Türkiye toprakları kanunlara emanet

Tarım Kanunu ve Toprak Koruma Kanunu gibi mevzuatların, Türkiye'nin tarım alanlarını sürdürülebilir bir şekilde koruma altına aldığını vurgulayan Özçatalbaş, “Türkiye'nin tarım alanlarının üçte birinden fazlası, büyük ovalardan oluşuyor. Bu alanlar herkesin gelip işlem yapabileceği yerler değil; toprak kanunu nedeniyle sit alanı olarak tarım topraklarını koruyoruz” dedi.

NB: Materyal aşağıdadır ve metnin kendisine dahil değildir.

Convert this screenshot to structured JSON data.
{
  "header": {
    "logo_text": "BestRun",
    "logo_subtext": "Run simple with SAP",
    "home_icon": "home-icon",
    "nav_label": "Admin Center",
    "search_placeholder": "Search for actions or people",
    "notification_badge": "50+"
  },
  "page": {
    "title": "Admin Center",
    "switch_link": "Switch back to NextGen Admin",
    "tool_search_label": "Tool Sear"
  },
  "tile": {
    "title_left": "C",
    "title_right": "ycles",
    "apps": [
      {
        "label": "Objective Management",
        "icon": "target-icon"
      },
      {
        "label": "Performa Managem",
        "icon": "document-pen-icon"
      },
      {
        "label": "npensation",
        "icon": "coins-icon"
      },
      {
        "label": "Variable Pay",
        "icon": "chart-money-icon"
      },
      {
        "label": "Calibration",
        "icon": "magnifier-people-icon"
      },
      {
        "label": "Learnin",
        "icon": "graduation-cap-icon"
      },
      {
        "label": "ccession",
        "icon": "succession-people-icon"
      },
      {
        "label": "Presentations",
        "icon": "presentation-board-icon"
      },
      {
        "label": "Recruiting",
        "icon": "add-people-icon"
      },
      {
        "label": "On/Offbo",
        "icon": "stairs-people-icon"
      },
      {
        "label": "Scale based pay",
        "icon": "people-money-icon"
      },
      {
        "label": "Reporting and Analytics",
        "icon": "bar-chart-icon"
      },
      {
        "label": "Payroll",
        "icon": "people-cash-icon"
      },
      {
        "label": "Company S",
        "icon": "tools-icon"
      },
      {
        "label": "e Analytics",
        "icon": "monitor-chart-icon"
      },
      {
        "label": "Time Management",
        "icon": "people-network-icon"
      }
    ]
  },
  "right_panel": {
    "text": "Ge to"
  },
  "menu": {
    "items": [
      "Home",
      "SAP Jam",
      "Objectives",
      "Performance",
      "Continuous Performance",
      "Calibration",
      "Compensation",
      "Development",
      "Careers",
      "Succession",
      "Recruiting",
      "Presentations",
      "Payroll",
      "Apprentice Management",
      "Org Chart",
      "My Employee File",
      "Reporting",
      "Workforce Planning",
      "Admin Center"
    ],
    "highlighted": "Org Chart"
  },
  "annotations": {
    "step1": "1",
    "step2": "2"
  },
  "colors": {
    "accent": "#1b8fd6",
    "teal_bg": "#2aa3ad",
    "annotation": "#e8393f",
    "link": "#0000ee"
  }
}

Birleşmiş Milletler'in 2013 yılında aldığı kararla başlayan Dünya Toprak Günü kutlamaları, dünya genelinde toprakların önemine vurgu yapma amacı taşıdığını anlatan Akdeniz Üniversitesi Fen Bilimleri Enstitüsü Müdürü Orhan Özçatalbaş, bu özel günün toprak kaybı, nüfus baskısı ve iklim değişikliği gibi tehditlere karşı farkındalık yaratma çabalarını değerlendirdi. Özçatalbaş, dünya genelinde 13.5 milyar hektarlık arazinin sadece yüzde 10'unun tarım yapılabilir nitelikte olduğuna dikkat çekti. Türkiye'nin sahip olduğu 78 milyon hektarlık araziden ise sadece 23 milyon hektarının tarıma elverişli olduğunu belirten Özçatalbaş, “Toprağın değerli olduğunu, toprağın gelecek kuşaklara aktarılmasını mutlaka zorunlu olduğunu anlatmaya dönük olarak kamuoyu oluşturmaya dönük bir faaliyet. Bu sadece tarımcıların kutladığı ya da tarımcının farkından geldiği bir faaliyet değil. Esasen tarımcılar bunun farkındalar. Diğer kesimlerin, sektörlerin bunu anlaması için kamuoyu oluşturmaya dönük olarak çalışmalar öne çıkıyor. Tabii sivil toplum kuruluşları var. Özellikle dünyanın her tarafında Türkiye’de ne var işte erozyonla mücadele konusunu ele alan bu kuruluşların. Örgün eğitim dışında yaygın eğitim yöntemleriyle süreci geliştirmesi gerekiyor” dedi.


Tarım Kanunu ve Toprak Koruma Kanunu gibi mevzuatların, Türkiye'nin tarım alanlarını sürdürülebilir bir şekilde koruma altına aldığını vurgulayan Özçatalbaş, “Türkiye de esas itibariyle Tarım Kanunu 2006 yılında çıkarılmıştı. 2005 yılında da Toprak Koruma Kanunu var. Dolayısıyla bu kanunlar mevcut kaynaklarımızı geleceğe sağlıklı bir şekilde taşımayı öngörüyor, sürdürebilir, taşımayı öngörüyor ve buradaki temel şey su ve toprak kaynaklarının esasen rasyonel kullanımına odaklanmak. Bunu yapmak için de Türkiye belirttiğim gibi 2006 yılında çıkarılan Tarım Kanunu’yla ve diğer ilgili kanunlara bir bakıma garanti altına alıyor ve bugün 440 kadar büyük ova sit alanı haline dönüşmüş durumda. Yani tarım topraklarının korunması yönünde çok ciddi bir girişim ve bu yaklaşık 9,3 milyon hektara denk geliyor. Türkiye'nin tarım alanlarının üçte birinden fazlası, büyük ovalardan oluşuyor. Bu alanlar herkesin gelip işlem yapabileceği yerler değil; toprak kanunu nedeniyle sit alanı olarak tarım topraklarını koruyoruz” diye konuştu.


Dünya Toprak Günü, sadece tarım sektörü için değil, tüm toplumun bilinçlenmesi ve katılımıyla gerçek anlamını bulduğunu kaydeden Özçatalbaş, sivil toplum kuruluşlarının ve eğitim yöntemlerinin bu süreçte önemli bir rol oynayacağını vurgulayarak, toprakların korunması için ortak bir çabanın gerekliliğine dikkat çekti.